だが、俺はもう「元に戻る」なんてことはできなさそうだ、と思ってきた。かつての100分の1以下の生産性に落ち、何でずっと疲れた気分なのか、何をしたら元気が出るのか自分でも分からず、今さっき自分が何をしたのかもうろ覚え、以前ならスラスラ読めていたであろう小難しい技術文書は何度も同じところを読み返し何も入ってこない、そんな今の自分を「コレが2022年からの 100% の自分なのだ」と認めるしかないらしい。前年比マイナス成長な自分を、「一過性の異常事態であり、来年には元に戻せるはずだ」と考えるのは、もう難しいと思う。こうなってしまった状態からの生き方、ということを考えないといけないのだろう。
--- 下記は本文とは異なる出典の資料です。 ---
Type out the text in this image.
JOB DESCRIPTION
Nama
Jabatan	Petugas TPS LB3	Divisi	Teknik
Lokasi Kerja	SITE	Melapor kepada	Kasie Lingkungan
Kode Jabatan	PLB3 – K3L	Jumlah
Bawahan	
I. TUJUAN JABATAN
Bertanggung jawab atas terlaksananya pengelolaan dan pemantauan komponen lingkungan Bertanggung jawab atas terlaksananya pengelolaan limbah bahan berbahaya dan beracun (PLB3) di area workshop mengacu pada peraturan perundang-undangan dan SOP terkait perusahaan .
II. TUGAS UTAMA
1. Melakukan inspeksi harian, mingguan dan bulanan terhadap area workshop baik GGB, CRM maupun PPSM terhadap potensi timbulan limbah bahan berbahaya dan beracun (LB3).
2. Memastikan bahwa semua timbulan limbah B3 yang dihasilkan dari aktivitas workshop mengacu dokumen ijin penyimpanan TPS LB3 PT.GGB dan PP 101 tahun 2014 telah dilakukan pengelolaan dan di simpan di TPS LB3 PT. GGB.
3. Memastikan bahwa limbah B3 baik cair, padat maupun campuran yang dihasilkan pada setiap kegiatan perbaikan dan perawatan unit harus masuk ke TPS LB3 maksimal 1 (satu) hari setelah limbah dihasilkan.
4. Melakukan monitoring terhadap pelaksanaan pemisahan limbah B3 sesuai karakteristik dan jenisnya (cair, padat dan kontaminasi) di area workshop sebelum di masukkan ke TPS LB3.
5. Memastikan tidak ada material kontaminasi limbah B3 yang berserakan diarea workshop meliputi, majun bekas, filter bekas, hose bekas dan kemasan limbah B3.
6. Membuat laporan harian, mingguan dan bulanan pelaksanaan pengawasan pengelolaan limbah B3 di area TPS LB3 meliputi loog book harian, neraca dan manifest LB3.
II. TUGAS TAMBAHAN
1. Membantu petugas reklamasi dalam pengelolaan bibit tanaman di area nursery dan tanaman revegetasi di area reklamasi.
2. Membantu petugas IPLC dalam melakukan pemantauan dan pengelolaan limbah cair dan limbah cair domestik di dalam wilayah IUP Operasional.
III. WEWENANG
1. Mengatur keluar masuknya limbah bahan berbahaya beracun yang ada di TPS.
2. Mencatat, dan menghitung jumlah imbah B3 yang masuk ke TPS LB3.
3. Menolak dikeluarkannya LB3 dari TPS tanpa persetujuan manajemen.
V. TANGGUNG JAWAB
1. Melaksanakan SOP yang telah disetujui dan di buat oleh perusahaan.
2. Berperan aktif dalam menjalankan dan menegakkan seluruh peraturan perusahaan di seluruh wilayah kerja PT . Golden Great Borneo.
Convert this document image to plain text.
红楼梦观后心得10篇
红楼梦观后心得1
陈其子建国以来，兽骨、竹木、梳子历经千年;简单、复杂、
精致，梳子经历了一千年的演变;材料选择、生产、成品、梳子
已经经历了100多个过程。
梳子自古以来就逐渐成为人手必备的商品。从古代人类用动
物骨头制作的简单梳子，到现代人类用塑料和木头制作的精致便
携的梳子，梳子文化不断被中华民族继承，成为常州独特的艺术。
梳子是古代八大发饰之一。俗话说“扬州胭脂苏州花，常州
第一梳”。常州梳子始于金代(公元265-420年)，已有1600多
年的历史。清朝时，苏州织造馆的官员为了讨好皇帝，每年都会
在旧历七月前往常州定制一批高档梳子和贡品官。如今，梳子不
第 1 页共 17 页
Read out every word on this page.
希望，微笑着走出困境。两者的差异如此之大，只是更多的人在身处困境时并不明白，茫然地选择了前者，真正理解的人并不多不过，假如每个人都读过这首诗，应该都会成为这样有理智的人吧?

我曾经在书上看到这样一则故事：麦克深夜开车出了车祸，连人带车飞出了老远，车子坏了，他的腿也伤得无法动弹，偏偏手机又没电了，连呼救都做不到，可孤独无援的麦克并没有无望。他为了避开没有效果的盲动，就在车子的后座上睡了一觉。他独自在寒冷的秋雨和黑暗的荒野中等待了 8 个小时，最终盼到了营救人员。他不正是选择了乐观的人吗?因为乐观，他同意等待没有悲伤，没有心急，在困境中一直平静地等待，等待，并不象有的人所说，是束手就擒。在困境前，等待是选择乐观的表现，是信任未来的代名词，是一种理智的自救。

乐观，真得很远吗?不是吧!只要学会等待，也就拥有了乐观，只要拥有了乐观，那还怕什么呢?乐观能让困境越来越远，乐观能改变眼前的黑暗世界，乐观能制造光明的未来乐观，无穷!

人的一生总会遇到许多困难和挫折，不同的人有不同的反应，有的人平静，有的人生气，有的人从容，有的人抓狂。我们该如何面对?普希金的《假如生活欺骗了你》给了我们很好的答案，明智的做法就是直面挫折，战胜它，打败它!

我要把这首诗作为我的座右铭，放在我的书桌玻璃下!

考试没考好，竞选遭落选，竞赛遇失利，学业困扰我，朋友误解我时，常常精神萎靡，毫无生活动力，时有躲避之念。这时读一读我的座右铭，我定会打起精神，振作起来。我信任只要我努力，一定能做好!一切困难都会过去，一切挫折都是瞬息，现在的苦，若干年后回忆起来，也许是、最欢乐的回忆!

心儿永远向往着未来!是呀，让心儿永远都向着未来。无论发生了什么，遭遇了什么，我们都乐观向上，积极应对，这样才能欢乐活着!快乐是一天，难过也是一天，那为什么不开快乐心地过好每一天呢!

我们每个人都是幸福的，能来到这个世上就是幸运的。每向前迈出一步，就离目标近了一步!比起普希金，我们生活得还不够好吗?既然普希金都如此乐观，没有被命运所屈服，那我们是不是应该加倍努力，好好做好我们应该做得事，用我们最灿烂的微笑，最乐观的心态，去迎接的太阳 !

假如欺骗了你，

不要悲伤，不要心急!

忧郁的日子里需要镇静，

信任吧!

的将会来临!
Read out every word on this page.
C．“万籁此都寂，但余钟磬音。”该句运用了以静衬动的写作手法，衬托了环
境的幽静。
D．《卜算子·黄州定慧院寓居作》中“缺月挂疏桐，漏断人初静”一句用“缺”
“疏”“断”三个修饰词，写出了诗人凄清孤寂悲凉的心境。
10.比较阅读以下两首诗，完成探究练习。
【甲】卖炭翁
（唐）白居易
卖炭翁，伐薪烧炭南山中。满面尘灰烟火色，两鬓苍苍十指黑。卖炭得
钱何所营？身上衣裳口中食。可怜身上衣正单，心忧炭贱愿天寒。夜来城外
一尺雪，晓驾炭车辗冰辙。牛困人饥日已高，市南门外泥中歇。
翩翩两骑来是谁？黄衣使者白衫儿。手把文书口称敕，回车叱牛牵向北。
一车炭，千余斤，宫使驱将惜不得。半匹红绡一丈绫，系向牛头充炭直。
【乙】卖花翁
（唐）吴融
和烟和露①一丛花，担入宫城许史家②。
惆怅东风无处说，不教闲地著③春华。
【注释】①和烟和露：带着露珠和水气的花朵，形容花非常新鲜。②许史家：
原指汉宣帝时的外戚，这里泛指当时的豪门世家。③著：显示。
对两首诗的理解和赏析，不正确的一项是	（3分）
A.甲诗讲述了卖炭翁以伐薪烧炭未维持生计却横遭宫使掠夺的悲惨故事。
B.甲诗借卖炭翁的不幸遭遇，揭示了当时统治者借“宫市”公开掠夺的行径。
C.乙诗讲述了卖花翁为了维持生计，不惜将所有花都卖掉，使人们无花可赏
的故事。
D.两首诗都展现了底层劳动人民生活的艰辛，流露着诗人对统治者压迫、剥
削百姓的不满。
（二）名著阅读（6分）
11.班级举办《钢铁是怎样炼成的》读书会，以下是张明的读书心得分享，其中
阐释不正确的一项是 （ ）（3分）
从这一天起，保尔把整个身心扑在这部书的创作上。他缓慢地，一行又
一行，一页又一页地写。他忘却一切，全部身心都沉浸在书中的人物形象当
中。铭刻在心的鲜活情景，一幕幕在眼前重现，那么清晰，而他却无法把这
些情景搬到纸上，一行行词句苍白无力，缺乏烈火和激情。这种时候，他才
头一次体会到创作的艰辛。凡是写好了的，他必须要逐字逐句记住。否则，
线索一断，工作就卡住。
俺は歳を取ったんだ。病気もしたし、全ての能力が低下したんだ。それはまずもって元に戻ったり、大きく改善したりするようなモノじゃないんだ。今後の俺の人生は、この程度のパフォーマンスしか出せず、コレを上回る良い状態など永遠に訪れないのだ。コレからもどんどん衰えていき、色んなことを忘れていき、以前できていたことすらできなくなっていくんだ。

それは物凄く抗いたい事実だし、未だ認めきれていない。でも、もう自分は4段階目から5段階目に移るしかないところまで来ている。

コレが離婚のストレスなんだ。コレが子供との離別による深い悲しみなんだ。コレが鬱病なんだ。コレが老化なんだ。自分はそれらにボコボコにされたんだ。

話の通じない変な奴はどこにでもいて、常に俺をイラつかせ邪魔するんだ。誰かのせいにしたり、社会問題だなんだと訴えかけても世の中も他人も変わらないんだ。少なくとも僕には他人一人変えることができなかったから離婚したんだ。

同時に、自分自身のことももうコレ以上変える余地なんかないんだ。俺は俺の頭の中では全てにおいて正しいのだが、他人が全員同じ尺度を持っているワケじゃない。僕自身が「話の通じない変な奴」でもあるのだ。自分自身をうまく洗脳できたらもっと幸せに生きられたのかもしれないが、残念、僕に精神論やスピリチュアルは効かなかった。

圧倒的な証拠・事実にブチのめされて、泣いても喚いても願いは叶わない。この現状を受け入れろ。元に戻ることなどないと受け入れろ。

神様、自分では変えられないことを受け入れる平静さと、
自分に変えられることは変える勇気と、
そしてそのちがいがわかるだけの知恵をお与えください。